I reportage dall'Italia e dal Mondo

Non avevano una vita facile: non potevano dormire lungo la strada ed erano costretti a correre a piedi almeno 6,5 km all’ora d’estate e 5 in inverno (andare più lenti avrebbe significato ricevere un colpo di bastone). Altri postini, invece, diventarono dei veri e propri uffici ambulanti portando sulle spalle cassette, ceste e grandi borse.

Dal 1600 le cassette delle lettere vennero posizionate nei punti di maggior passaggio. Ad esempio, nello Stretto di Magellano (Cile), si usava una botte legata a un palo: ogni nave di passaggio inseriva le lettere da consegnare e ritirava quelle lasciate dalle altre barche.

Con l’arrivo dei privati il servizio postale diventò a pagamento. Infatti, nel ‘600 nacque la tassa postale, prima a carico del destinatario e poi del mittente, che variava a seconda della distanza da percorrere, della dimensione e della forma del plico, del numero di fogli spediti (il precursore del francobollo).

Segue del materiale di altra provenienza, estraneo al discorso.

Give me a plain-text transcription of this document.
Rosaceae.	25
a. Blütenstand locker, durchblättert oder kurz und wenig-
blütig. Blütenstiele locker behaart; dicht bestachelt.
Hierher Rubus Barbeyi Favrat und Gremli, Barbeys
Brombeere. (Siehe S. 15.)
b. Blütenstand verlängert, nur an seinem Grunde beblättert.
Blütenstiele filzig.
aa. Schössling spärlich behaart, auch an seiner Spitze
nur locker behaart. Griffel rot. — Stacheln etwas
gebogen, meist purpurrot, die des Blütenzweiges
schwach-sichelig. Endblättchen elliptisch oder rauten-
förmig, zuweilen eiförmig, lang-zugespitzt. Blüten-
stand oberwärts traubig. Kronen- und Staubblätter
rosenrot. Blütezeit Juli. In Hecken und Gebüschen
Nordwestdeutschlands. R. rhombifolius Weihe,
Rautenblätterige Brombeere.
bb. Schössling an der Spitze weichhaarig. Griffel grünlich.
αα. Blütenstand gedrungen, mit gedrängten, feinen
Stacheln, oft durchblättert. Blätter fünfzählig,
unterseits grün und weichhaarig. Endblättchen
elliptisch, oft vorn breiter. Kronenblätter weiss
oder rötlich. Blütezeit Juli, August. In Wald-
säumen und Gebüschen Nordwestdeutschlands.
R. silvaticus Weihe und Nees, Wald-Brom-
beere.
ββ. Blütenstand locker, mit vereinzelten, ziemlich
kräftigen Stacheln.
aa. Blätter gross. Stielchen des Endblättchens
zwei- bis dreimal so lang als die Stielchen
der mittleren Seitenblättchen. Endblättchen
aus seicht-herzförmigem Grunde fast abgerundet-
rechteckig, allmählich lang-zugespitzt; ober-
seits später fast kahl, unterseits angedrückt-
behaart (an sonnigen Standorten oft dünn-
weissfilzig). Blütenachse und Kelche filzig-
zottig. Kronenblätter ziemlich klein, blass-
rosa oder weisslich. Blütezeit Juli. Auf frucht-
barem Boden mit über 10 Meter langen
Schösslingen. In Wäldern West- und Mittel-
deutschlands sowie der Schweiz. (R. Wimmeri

La posta moderna (quella con buste e francobolli) risale alla metà del 1800. Alla fine del 1800, invece, nelle maggiori città del mondo, esisteva anche un sistema di posta rapida, che permetteva di spedire e ricevere lettere e messaggi a tempo di record. Il sistema di posta rapida si chiamava “posta pneumatica” (grazie all’aria compressa, e attraverso una fitta rete di tubi sotterranei, il messaggio veniva sparato dalla cassetta postale di immissione agli uffici di smistamento).